Luego, al mediodía, salía del chamizo una negra con un pañuelo y una falda de colorines ―esa era yo―, y entonces el barquero hacía su aparición como si viniera de pescar. Llegaba con cachaza, el motor al ralentí y el pescado en un caldero, ya digo, precisamente como si viniera de pescarlo, pero era mentira; era del que llevaban al hotel, una vez descongelado y tras los convenientes arreglos. Si cogíamos algo, y yo a veces, por la mañana, lo hacía, lo escondía por allí y me lo comía sola; bueno, al barquerito también le invitaba. Cuando se iban los turistas y me quedaba otra vez sola por la tarde, recogiéndolo todo, me lo comía, porque el pescado de aquella parte era buenísimo, no como el que les dábamos a ellos, y eso que se hacían lenguas. Claro, verlo freír en una sartén en una hoguera es algo que impresiona mucho a quien está todo el día y todo el año en una de sus enormes ciudades, porque nosotros hacíamos una hoguera delante del chiringuito echándole mucho teatro, y con una sartén y aceite llenábamos unas grandes fuentes de peces dorados con un aspecto inmejorable.

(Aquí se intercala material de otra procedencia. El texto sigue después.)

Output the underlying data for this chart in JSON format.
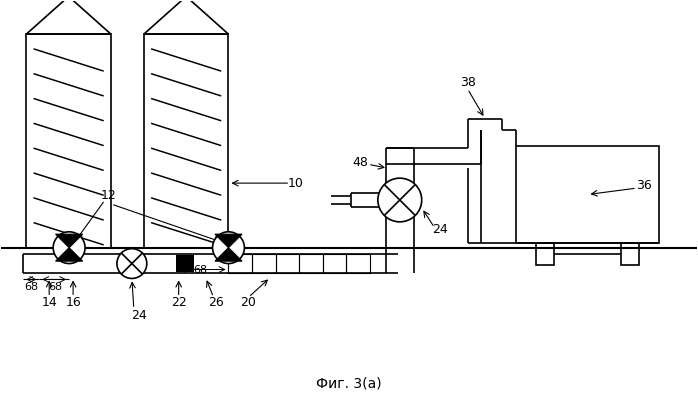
{
  "title": "Фиг. 3(а)",
  "background_color": "#ffffff",
  "line_color": "#000000",
  "lw": 1.2
}
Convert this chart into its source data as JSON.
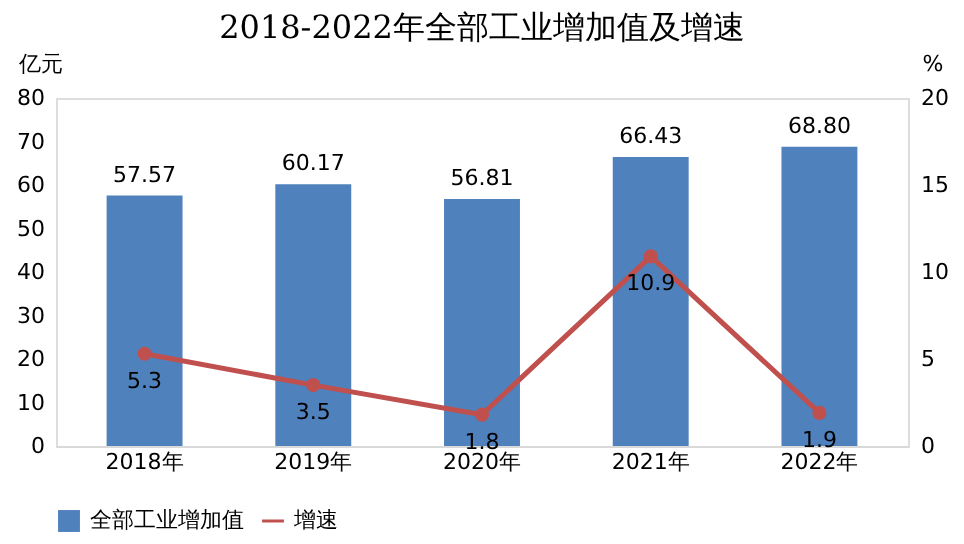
{
  "chart_data": {
    "type": "bar",
    "title": "2018-2022年全部工业增加值及增速",
    "ylabel": "亿元",
    "y2label": "%",
    "categories": [
      "2018年",
      "2019年",
      "2020年",
      "2021年",
      "2022年"
    ],
    "series": [
      {
        "name": "全部工业增加值",
        "color": "#4f81bd",
        "values": [
          57.57,
          60.17,
          56.81,
          66.43,
          68.8
        ],
        "value_labels": [
          "57.57",
          "60.17",
          "56.81",
          "66.43",
          "68.80"
        ]
      },
      {
        "name": "增速",
        "type": "line",
        "axis": "y2",
        "color": "#c0504d",
        "marker": "circle",
        "values": [
          5.3,
          3.5,
          1.8,
          10.9,
          1.9
        ],
        "value_labels": [
          "5.3",
          "3.5",
          "1.8",
          "10.9",
          "1.9"
        ]
      }
    ],
    "ylim": [
      0,
      80
    ],
    "yticks": [
      0,
      10,
      20,
      30,
      40,
      50,
      60,
      70,
      80
    ],
    "y2lim": [
      0,
      20
    ],
    "y2ticks": [
      0,
      5,
      10,
      15,
      20
    ],
    "grid": false,
    "legend": "bottom"
  }
}
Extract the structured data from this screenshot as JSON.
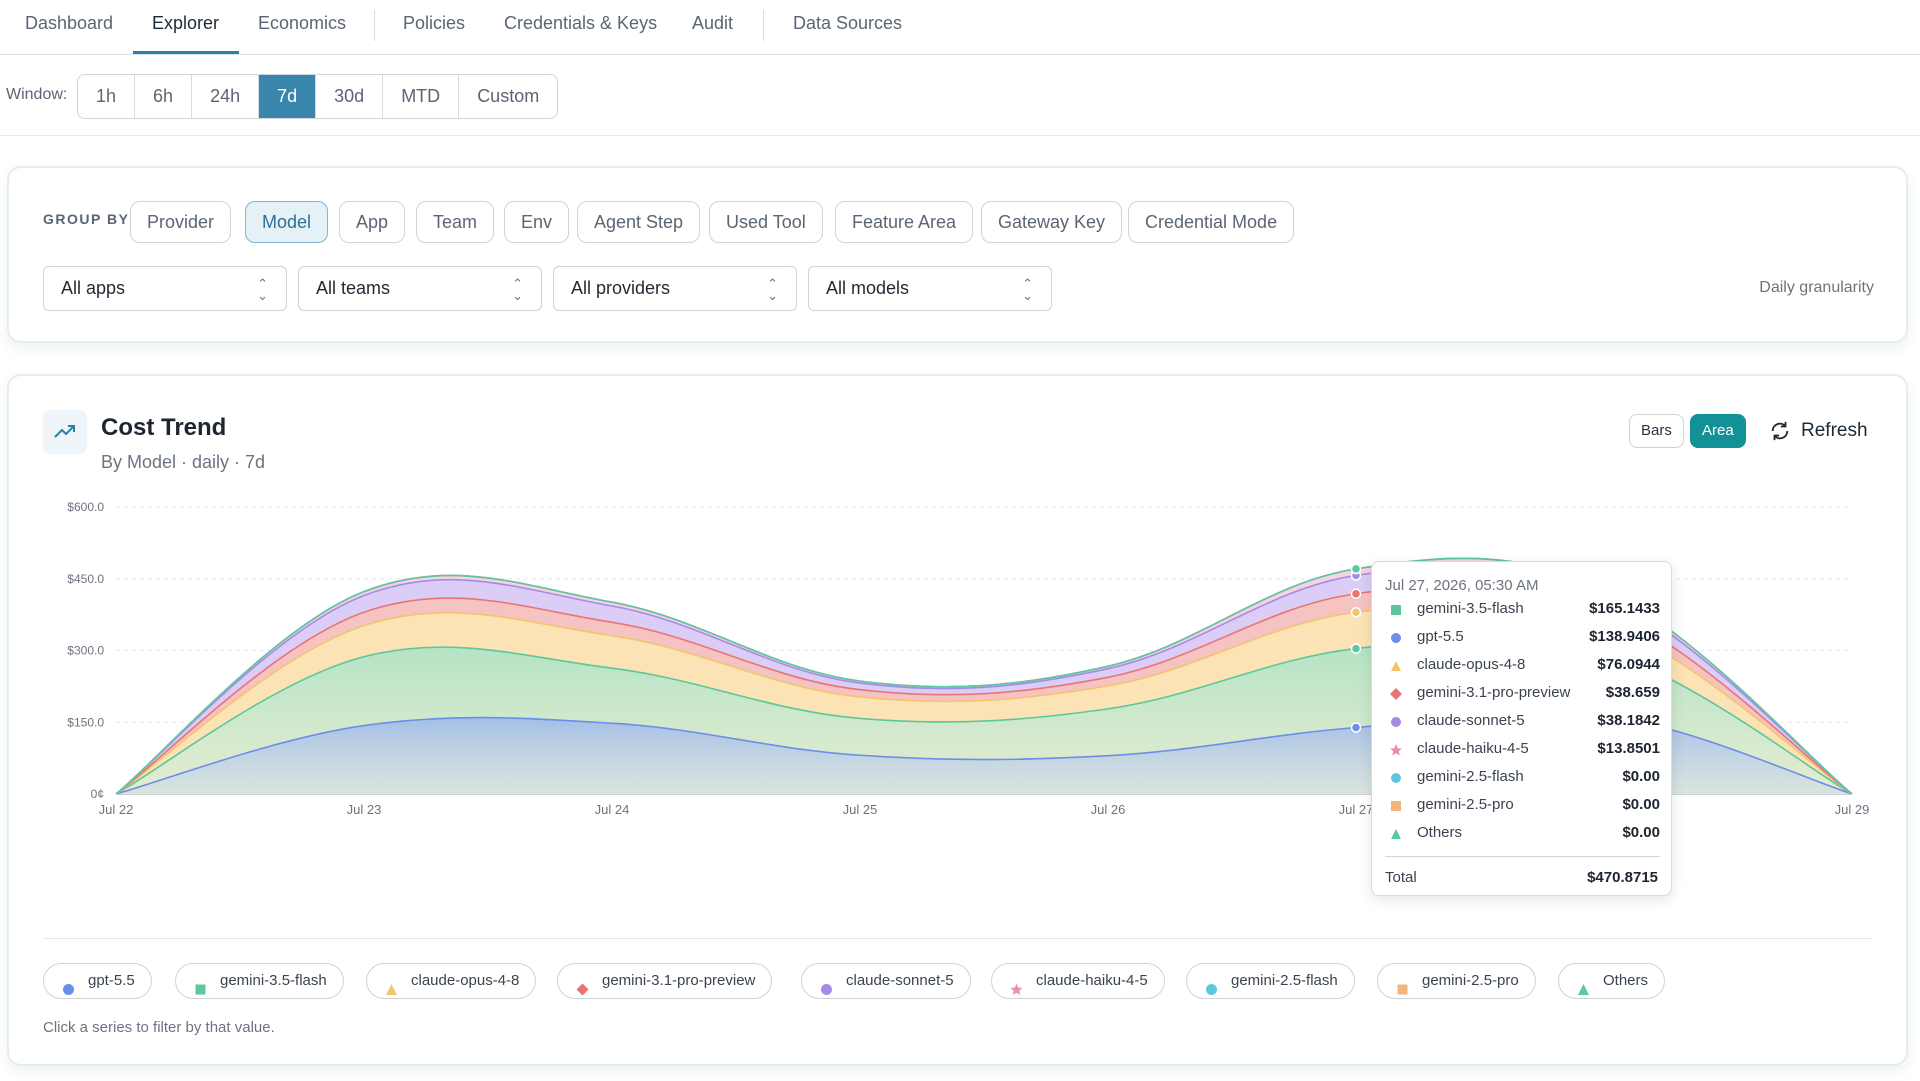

Yo estaba el día entero cocinando como una negra, humo, humo y humo, y poniendo daiquiris y entorchados y asando cocos. A los cocos pequeños, cuando están aún un poco verdes, se les hace un agujero y se tira el sarazo, aunque también te lo puedes beber. Luego se asan entre las brasas de la hoguera, se les deja allí un rato hasta que se hacen, y acto seguido se abren, y lo de dentro, lo blanco, se limpia y corta en gajos que se colocan simétricamente encima de un plato; si lo adornas con más gajos de mango, el éxito está asegurado. A veces, cuando alguien me lo pedía, también hacía un arroz que nos había enseñado a hacer uno de los cocineros del hotel a las negras que estábamos en las islas, un arroz con muchos chipi chipis, guacucos, perlitas y calamares, un arroz con pescado y sobres de colorante. Lo hacía en la hoguera y los primeros días se me quemó demasiado la parte de abajo, pero luego aprendí que si ponía una chapa encima del fuego se hacía mucho mejor y más uniformemente y ya no hubo problemas, a los turistas les gustaba mucho y dejaban unas propinas monumentales. Una vez una rubia, una catira de aquellas, me dio un beso al despedirse, me sonrió y me dijo unas cuantas palabras en una extraña lengua. Las palabras no las entendí pero me dio igual, lo que dijo estuvo muy claro. Era una persona mayor, tendría como cuarenta años, y yo le debí de inspirar sabe Dios qué sentimientos.